O procurador da Prefeitura Municipal de Belém (PMB) Marcelo Castelo Branco foi morto às 19h40 na esquina da avenida Alcinda Cacela com a rua Boaventura da Silva, no bairro do Umarizal. Ele foi baleado na cabeça por bandidos que fugiam de um assalto a uma farmácia e tentaram entrar em seu carro. Um dos assaltantes também morreu na hora ao trocar tiros com a PM.

3 de julho de 2009 – Assalto com reféns

Um assalto com reféns no bairro da Campina envolveu Augusto Bessa, 47 anos, Edinalva Bessa, 44, e o filho do casal, todos naturais de Macapá (AP). Eles viraram reféns de Evandro Modesto das Chagas, 19 anos, e Silas Robert Ferreira Cardoso, 20 anos. Os assaltantes abordaram a família, que vinha de carro pela rua Tiradentes, às 16h, entraram no veículo e fizeram-na refém assim que a PM os interceptou, na esquina da Presidente Vargas com a Marechal Hermes. Por sorte, a situação foi contornada e ninguém ficou ferido.

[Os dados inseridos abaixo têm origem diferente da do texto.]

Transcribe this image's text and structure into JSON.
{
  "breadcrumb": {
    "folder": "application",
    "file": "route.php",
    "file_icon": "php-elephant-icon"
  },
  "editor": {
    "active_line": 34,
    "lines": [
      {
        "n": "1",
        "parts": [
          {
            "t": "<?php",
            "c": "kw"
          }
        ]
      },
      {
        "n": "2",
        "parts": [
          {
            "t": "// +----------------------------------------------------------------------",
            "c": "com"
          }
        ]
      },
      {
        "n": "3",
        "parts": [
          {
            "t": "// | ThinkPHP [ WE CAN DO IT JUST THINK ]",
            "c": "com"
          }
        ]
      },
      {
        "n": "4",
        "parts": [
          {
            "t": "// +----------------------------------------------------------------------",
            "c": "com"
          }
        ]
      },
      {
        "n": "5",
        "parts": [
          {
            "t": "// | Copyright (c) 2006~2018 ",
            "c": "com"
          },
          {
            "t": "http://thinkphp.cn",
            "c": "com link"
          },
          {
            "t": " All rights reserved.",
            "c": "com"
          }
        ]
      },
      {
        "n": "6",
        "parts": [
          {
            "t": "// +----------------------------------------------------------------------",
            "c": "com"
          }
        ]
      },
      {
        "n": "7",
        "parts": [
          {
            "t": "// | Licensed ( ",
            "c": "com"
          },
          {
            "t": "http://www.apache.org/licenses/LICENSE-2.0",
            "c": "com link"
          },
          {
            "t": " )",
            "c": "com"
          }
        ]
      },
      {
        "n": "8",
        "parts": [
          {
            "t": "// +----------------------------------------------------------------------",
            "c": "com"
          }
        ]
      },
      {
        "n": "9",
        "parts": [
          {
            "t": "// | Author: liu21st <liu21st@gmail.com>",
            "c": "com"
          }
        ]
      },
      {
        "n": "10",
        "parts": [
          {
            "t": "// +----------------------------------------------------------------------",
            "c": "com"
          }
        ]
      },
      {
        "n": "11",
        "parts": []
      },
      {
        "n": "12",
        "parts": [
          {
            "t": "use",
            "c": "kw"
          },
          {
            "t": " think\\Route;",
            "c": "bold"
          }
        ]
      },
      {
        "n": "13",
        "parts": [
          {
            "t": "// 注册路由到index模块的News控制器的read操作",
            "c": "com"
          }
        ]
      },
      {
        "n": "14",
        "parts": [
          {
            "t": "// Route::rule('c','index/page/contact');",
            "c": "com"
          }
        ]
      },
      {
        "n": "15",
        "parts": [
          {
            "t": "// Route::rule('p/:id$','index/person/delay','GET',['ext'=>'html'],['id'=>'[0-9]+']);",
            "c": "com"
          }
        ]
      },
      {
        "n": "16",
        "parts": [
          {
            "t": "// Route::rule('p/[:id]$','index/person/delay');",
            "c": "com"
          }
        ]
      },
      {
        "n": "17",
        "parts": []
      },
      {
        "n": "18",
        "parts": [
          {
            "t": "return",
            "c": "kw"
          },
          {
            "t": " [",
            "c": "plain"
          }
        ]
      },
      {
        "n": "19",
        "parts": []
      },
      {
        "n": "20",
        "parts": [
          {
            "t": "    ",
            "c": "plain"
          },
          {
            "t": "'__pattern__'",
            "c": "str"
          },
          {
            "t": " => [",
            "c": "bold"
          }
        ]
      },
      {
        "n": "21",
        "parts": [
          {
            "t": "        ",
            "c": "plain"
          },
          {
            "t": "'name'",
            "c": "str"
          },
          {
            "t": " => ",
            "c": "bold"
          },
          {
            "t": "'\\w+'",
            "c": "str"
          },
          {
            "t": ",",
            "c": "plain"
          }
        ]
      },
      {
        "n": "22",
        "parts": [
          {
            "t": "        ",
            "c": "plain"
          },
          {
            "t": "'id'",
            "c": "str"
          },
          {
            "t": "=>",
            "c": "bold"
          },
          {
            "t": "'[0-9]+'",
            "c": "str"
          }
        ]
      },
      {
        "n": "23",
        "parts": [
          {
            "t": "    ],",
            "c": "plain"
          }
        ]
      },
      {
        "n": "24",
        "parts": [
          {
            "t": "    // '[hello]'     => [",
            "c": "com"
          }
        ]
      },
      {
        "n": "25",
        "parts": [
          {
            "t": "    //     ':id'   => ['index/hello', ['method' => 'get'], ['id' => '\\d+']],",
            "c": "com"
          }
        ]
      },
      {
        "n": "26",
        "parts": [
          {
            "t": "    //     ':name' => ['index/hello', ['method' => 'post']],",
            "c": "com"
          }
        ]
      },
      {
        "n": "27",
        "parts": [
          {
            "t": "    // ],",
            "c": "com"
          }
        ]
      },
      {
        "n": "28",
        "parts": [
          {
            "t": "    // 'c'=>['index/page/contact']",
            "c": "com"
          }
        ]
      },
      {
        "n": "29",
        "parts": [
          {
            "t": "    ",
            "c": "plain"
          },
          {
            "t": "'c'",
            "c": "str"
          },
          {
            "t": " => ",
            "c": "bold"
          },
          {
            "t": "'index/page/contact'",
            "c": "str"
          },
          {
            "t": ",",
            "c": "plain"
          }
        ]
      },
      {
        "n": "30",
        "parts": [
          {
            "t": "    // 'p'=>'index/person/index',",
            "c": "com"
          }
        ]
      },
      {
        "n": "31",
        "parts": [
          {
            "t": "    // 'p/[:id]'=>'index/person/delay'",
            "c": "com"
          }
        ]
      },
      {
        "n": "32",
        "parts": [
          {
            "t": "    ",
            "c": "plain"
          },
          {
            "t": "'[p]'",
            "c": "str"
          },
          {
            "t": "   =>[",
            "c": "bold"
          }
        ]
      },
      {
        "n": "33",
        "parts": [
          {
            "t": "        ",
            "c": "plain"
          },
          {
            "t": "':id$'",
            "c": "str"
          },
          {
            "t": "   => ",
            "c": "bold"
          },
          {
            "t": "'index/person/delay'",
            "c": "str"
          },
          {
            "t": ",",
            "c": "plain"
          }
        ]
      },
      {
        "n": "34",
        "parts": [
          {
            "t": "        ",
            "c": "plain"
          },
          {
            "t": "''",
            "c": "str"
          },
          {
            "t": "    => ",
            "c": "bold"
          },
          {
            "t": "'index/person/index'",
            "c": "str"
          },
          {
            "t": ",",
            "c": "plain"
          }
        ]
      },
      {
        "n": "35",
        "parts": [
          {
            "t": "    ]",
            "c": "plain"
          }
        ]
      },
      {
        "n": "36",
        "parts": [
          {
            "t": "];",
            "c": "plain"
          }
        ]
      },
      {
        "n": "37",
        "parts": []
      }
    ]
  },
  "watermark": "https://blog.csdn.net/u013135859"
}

16 de julho de 2009 – Tentativa de assalto com morte

O assalto a uma joalheria localizada na esquina da rua Manoel Barata com a travessa Campos Sales, no bairro da Campina, resultou em troca de tiros, baleamento e, por fim, na morte de Ozimar Barbosa Guedes, dias depois. O assalto começou na joalheria e acabou na sede do Ministério Público do Estado (MPE), no entorno da praça Felipe Patroni. Ozimar era um dos assaltantes e trocou tiros com a PM na frente do órgão.

6 de agosto de 2009 – Assalto com homicídio

Um segurança do Supermercado Nazaré 24 horas da avenida avenida Duque de Caxias, no bairro do Marco, foi morto com um tiro no olho durante um assalto por volta de 21h40. O supermercado estava lotado por clientes quando dois assaltantes – o autor dos disparos era um adolescente de 17 anos – chegaram ao local para levar o dinheiro recolhido nos caixas.

23 de agosto de 2009 – Homicídio

Interceptado por dois homens em uma perseguição, Carlos Sérgio Gomes dos Santos foi morto a tiros, às 14h, na esquina da avenida Alcindo Cacela com a rua Oliveira Belo, no bairro do Umarizal. A vítima conduzia uma motocicleta em alta velocidade. De acordo com informações de moradores do local, Carlos havia acabado de abandonar a moto e começado a fugir a pé quando levou os tiros.

24 de agosto de 2009 – Tentativa de assalto com morte

Um assaltante foi morto a tiros durante um assalto ao restaurante Spazzio Verdi, localizado na avenida Brás de Aguiar, no bairro de Nazaré. A investida dos assaltantes ocorreu por volta de 6h, quando o estabelecimento se preparava para abrir para o café da manhã. Além de fazer mais de dez pessoas reféns, os bandidos trocaram tiros com a PM. Pelo menos sete disparos foram ouvidos pela população durante o confronto.